Published on : 04 September 20193 min reading time
The Internet has made it easier to do many things that used to be nearly impossible. Collectors from all over the world convene daily at auctions to buy and sell exculsive and rare car parts that formerly would have been sold twice a year at conventions. Everyone is advertising themselves on dating websites and finding high school romances years later on social networking pages. This extends to the world of car parts. Whether you’re refurbishing that classic Studebaker, building your own DeLorean, or just repairing the trusty family wagon, if you’re not doing it with used car parts (or even cheap new car parts) sourced from people over the Internet, then you’re probably paying too much. In the bad old days, you might have one, maybe two salvage yards or car part dealers in your town, and that guy (apart from having the meanest dog in town) could probably charge you whatever he wanted for a nearly new Chevy carburetor, but now, with the Internet, you can shop dozens or hundreds of places, find a nicer carb and pay less for it without picking up a nice set of tooth marks from that junkyard dog.
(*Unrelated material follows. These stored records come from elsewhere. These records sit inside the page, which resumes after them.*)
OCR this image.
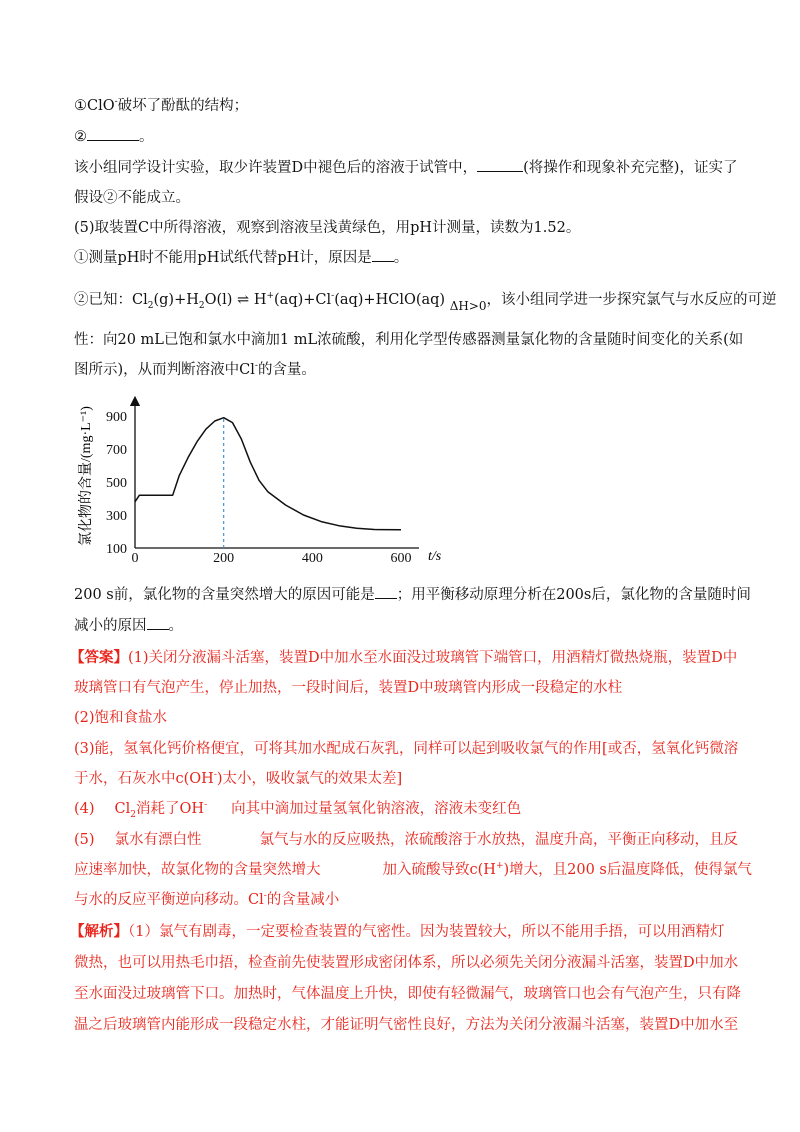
①ClO-破坏了酚酞的结构；
②	。
该小组同学设计实验，取少许装置D中褪色后的溶液于试管中，	(将操作和现象补充完整)，证实了
假设②不能成立。
(5)取装置C中所得溶液，观察到溶液呈浅黄绿色，用pH计测量，读数为1.52。
①测量pH时不能用pH试纸代替pH计，原因是 。
②已知：$Cl_2(g)+H_2O(l)$ ⇌ H+(aq)+Cl-(aq)+HClO(aq) $_{\Delta H>0}$，该小组同学进一步探究氯气与水反应的可逆
性：向20 mL已饱和氯水中滴加1 mL浓硫酸，利用化学型传感器测量氯化物的含量随时间变化的关系(如
图所示)，从而判断溶液中Cl-的含量。
100
300
500
700
900
0	200	400	600
氯化物的含量/(mg·L⁻¹)
t/s
200 s前，氯化物的含量突然增大的原因可能是 ；用平衡移动原理分析在200s后，氯化物的含量随时间
减小的原因 。
【答案】(1)关闭分液漏斗活塞，装置D中加水至水面没过玻璃管下端管口，用酒精灯微热烧瓶，装置D中
玻璃管口有气泡产生，停止加热，一段时间后，装置D中玻璃管内形成一段稳定的水柱
(2)饱和食盐水
(3)能，氢氧化钙价格便宜，可将其加水配成石灰乳，同样可以起到吸收氯气的作用[或否，氢氧化钙微溶
于水，石灰水中c(OH-)太小，吸收氯气的效果太差]
(4) $Cl_2$消耗了OH- 向其中滴加过量氢氧化钠溶液，溶液未变红色
(5) 氯水有漂白性	氯气与水的反应吸热，浓硫酸溶于水放热，温度升高，平衡正向移动，且反
应速率加快，故氯化物的含量突然增大	加入硫酸导致c(H+)增大，且200 s后温度降低，使得氯气
与水的反应平衡逆向移动。Cl-的含量减小
【解析】（1）氯气有剧毒，一定要检查装置的气密性。因为装置较大，所以不能用手捂，可以用酒精灯
微热，也可以用热毛巾捂，检查前先使装置形成密闭体系，所以必须先关闭分液漏斗活塞，装置D中加水
至水面没过玻璃管下口。加热时，气体温度上升快，即使有轻微漏气，玻璃管口也会有气泡产生，只有降
温之后玻璃管内能形成一段稳定水柱，才能证明气密性良好，方法为关闭分液漏斗活塞，装置D中加水至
You can also forget about waiting months or years finding that perfect part for your restoration project. The factory original porthole window for your Galaxy that would have taken you months to find by calling around to car salvage places, visiting junkyards and shopping yard sales can now be found by a simple search and shipped to your house overnight. It’s amazing how much more you can get done when you’re spending most of your car fixin’ time in the garage rather then in the salvage yard. So if your passions lie with old Ford trucks or small block American Muscle cars you can see how a technology that is rapidly making the world a very small place is something that can be of enormous help to you. You can find used car parts, new car parts, even small factories in Taiwan to make a new replica of an old car part. The key is to think of it as just another tool in your toolbox, right between the torque wrench and the socket set, a magical tool that puts every piece of every car in the world (well, most pieces of many cars in the world, anyway) right at your fingertips in the time it takes to type a few words into the search box.